Tag Archives: Ad Hoc Committee to Oversee the Use of the Catechism of the Catholic Church

Why Did the Chicken Cross the Road?

Thanks to Ironic Catholic and The Curt Jester for today’s Humor of the Day! 🙂

Teilhard de Chardin:
The chicken was pursuing a teleological upsurge toward final consumation in the Omega Point of Divine Love.

Flannery O’Connor:
The chicken was struck by a truck while crossing the road, but experienced a flash of grace in the instant of its death. I prefer peacocks anyway.

Thomas Aquinas:
Whether the chicken crossed the road?
Objection: It seems that the chicken did not cross the road, for chickens are accustomed to the farmyards that are the source of their food, and the henhouse that is the source of their rest.
On the contrary, “And God said to Noah, ‘Go into the ark, and take with you . . . seven pairs of birds of the air. . . .” — which could not have been accomplished had the chickens not crossed the road to the ark.

Congregation for the Doctrine of the Faith:
We don’t care why the chicken crossed the road, as long as it had the right of way and crossed in an approved crosswalk.

St.
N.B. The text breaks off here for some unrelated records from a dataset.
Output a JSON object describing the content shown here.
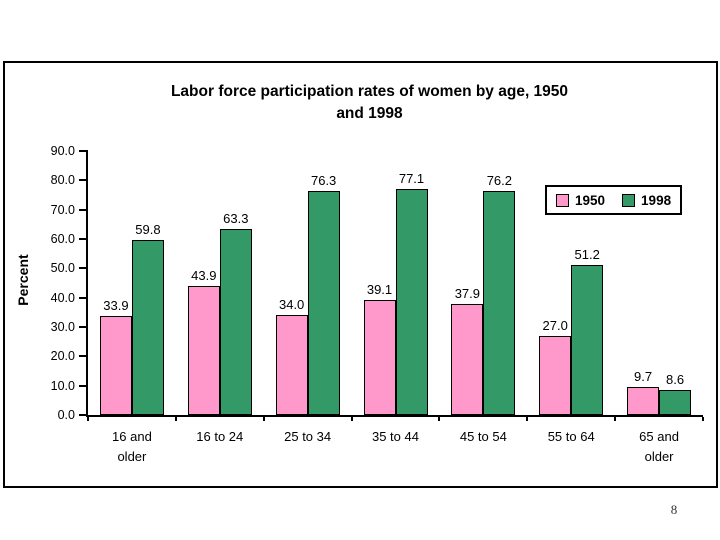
{
  "page_number": "8",
  "chart": {
    "title_lines": [
      "Labor force participation rates of women by age, 1950",
      "and 1998"
    ]
  },
  "chart_data": {
    "type": "bar",
    "title": "Labor force participation rates of women by age, 1950 and 1998",
    "xlabel": "",
    "ylabel": "Percent",
    "ylim": [
      0,
      90
    ],
    "ytick_step": 10,
    "ytick_labels": [
      "0.0",
      "10.0",
      "20.0",
      "30.0",
      "40.0",
      "50.0",
      "60.0",
      "70.0",
      "80.0",
      "90.0"
    ],
    "grid": false,
    "legend_position": "inside-top-right",
    "categories": [
      "16 and\nolder",
      "16 to 24",
      "25 to 34",
      "35 to 44",
      "45 to 54",
      "55 to 64",
      "65 and\nolder"
    ],
    "series": [
      {
        "name": "1950",
        "color": "#FF99CC",
        "values": [
          33.9,
          43.9,
          34.0,
          39.1,
          37.9,
          27.0,
          9.7
        ],
        "value_labels": [
          "33.9",
          "43.9",
          "34.0",
          "39.1",
          "37.9",
          "27.0",
          "9.7"
        ]
      },
      {
        "name": "1998",
        "color": "#339966",
        "values": [
          59.8,
          63.3,
          76.3,
          77.1,
          76.2,
          51.2,
          8.6
        ],
        "value_labels": [
          "59.8",
          "63.3",
          "76.3",
          "77.1",
          "76.2",
          "51.2",
          "8.6"
        ]
      }
    ]
  }
}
Lawrence of Rome:
Run, chicken, run! Run from the rotisserie!

St. Paul:
Let’s just hope that the chicken had a life-changing encounter with the risen Christ along the way.

Moses:
And the angel of the Lord went before the chicken, and there was a strong wind, and the traffic parted before the chicken, so that it was able to go into the midst of the road, with the traffic forming a wall on the left and a wall on the right, so that the chicken crossed the road safely. The farmer pursued the chicken into the midst of the road, and the angel of the Lord looked down on the chicken, and the traffic closed in on the farmer, so that the chicken did prevail with the help of the Lord.

Father Daniel Berrigan:
Clearly, the chicken crossed the road as a nonviolent protest of the road’s implication in the military-industrial complex.
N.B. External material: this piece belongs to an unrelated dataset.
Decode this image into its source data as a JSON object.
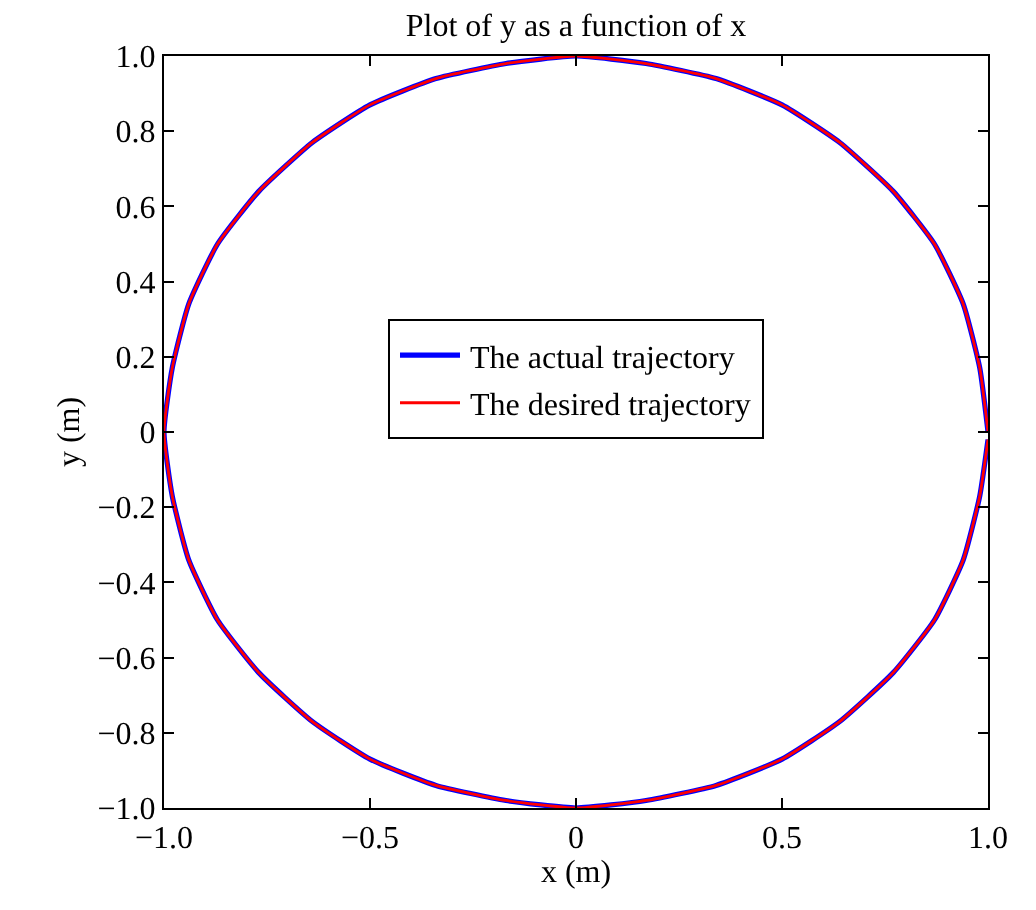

Congregation for Divine Worship and the Discipline of the Sacraments:
We’re not sure, but if it was trying to reach across the road to hold hands with another chicken during the Lord’s Prayer, we may have to butcher it.
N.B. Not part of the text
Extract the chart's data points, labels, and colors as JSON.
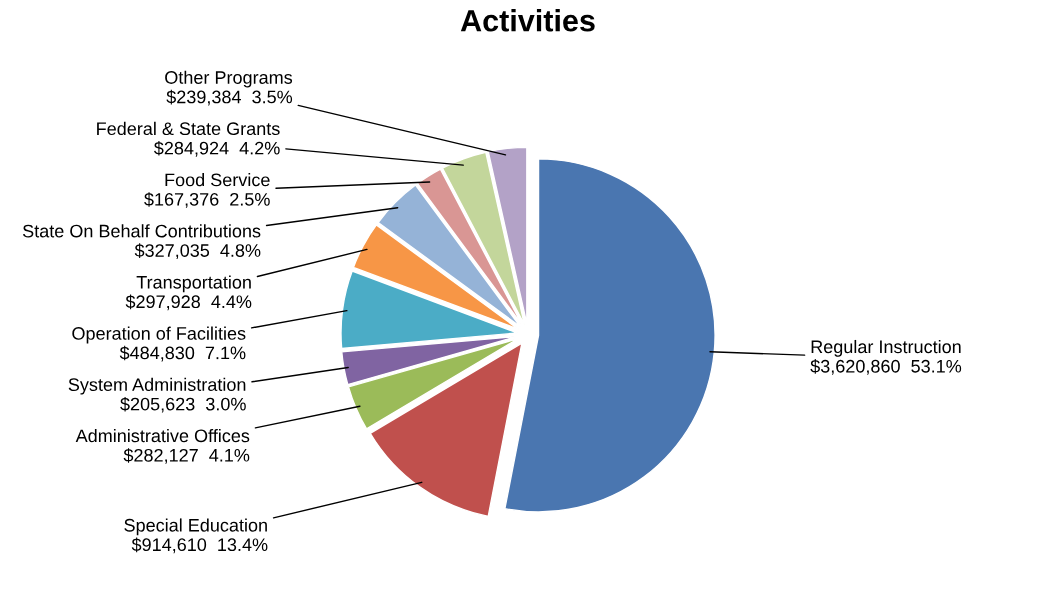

Ad Hoc Committee to Oversee the Use of the Catechism of the Catholic Church:
The Ad Hoc Committee to Oversee the Use of the Catechism of the Catholic Church declares that this joke is not in conformity with the Catechism of the Catholic Church because 1) it lacks Trinitarian organization; 2) it fails to teach about the judgment of all chickens and the real possibility of hell for all chickens; 3) it fails to mention the fallen nature of the chicken; 4) it fails to use the male personal pronoun to refer to God . . . in fact, it doesn’t mention God at all. Why we are reviewing this? What was the question again?

Job:
…and while we’re getting into it, why did the chicken cross the road, anyway?
God:
Who is this who dares darken counsel by asking why the chicken crossed the road? Gird your loins like a man; I will question you, and you will answer me: Where were you when I made the chicken, with its ineffectual yet tasty wings? Did you give the chicken its cluck? Is it by your wisdom that the chicken runs, flapping its wings toward the distant horizon? Did you set the foundations of the earth upon which the road runneth? Answer, for surely you are great in years!
Job:
Of what account am I? See, I will lay my hand on my mouth, and ask no more why the chicken crossed the road.

Karl Rahner:
If the chicken has made a fundamental option to cross the road then he will indeed cross the road

G.K. Chesterton:
A chicken decided to go to a foreign country and to invent his own heresies. What the chicken found instead is that in fact he had never left his country and had crossed the road and discovered that his heresies were orthodoxy.

Therese de Lisieux:
If the chicken decides to make himself small, God will lift him up and place him on the other side of the road.

Sister Joan D. Chittister:
The chicken crossed the road as a sign of prophetic road crossing to get away from the male dominated hierarchy

Saint Benedict:
The chicken crossed the road to get away from me even though I assured him I was not the Benedict associated with eggs.

Saint Jerome:
The chicken crossed the road since some fool left the vulgate open and he escaped.

Saint Ignatius:
The chicken crossed the road out of obedience to the Holy Father. The chicken should always be disposed to believe that crossing the road is good, if the hierarchy of the Church so decides.

Blessed Mother Teresa:
The chicken crossed the road to help the poorest of the poor chickens.

Saint John of the Cross:
The chicken crossed the road because he realized he was attached to this side of the road. The chicken that is attached to one side of the road however much good there may be in it, will not arrive at the liberty of divine union.

Saint Anthony the Great:
Obviously the chicken crossed the road to get to the desert to purge himself because he suffered from boredom, laziness, and the phantoms of hens.

Saint Domenic:
I suspect that the chicken had Albigensian sympathies since he crossed the road when he saw me coming to preach.

Saint Anthony of Padua:
I have no idea why the chicken crossed the road, but fish I have experience preaching to.

Saint Joseph:
The chicken received a dream over the night warning him to cross the road.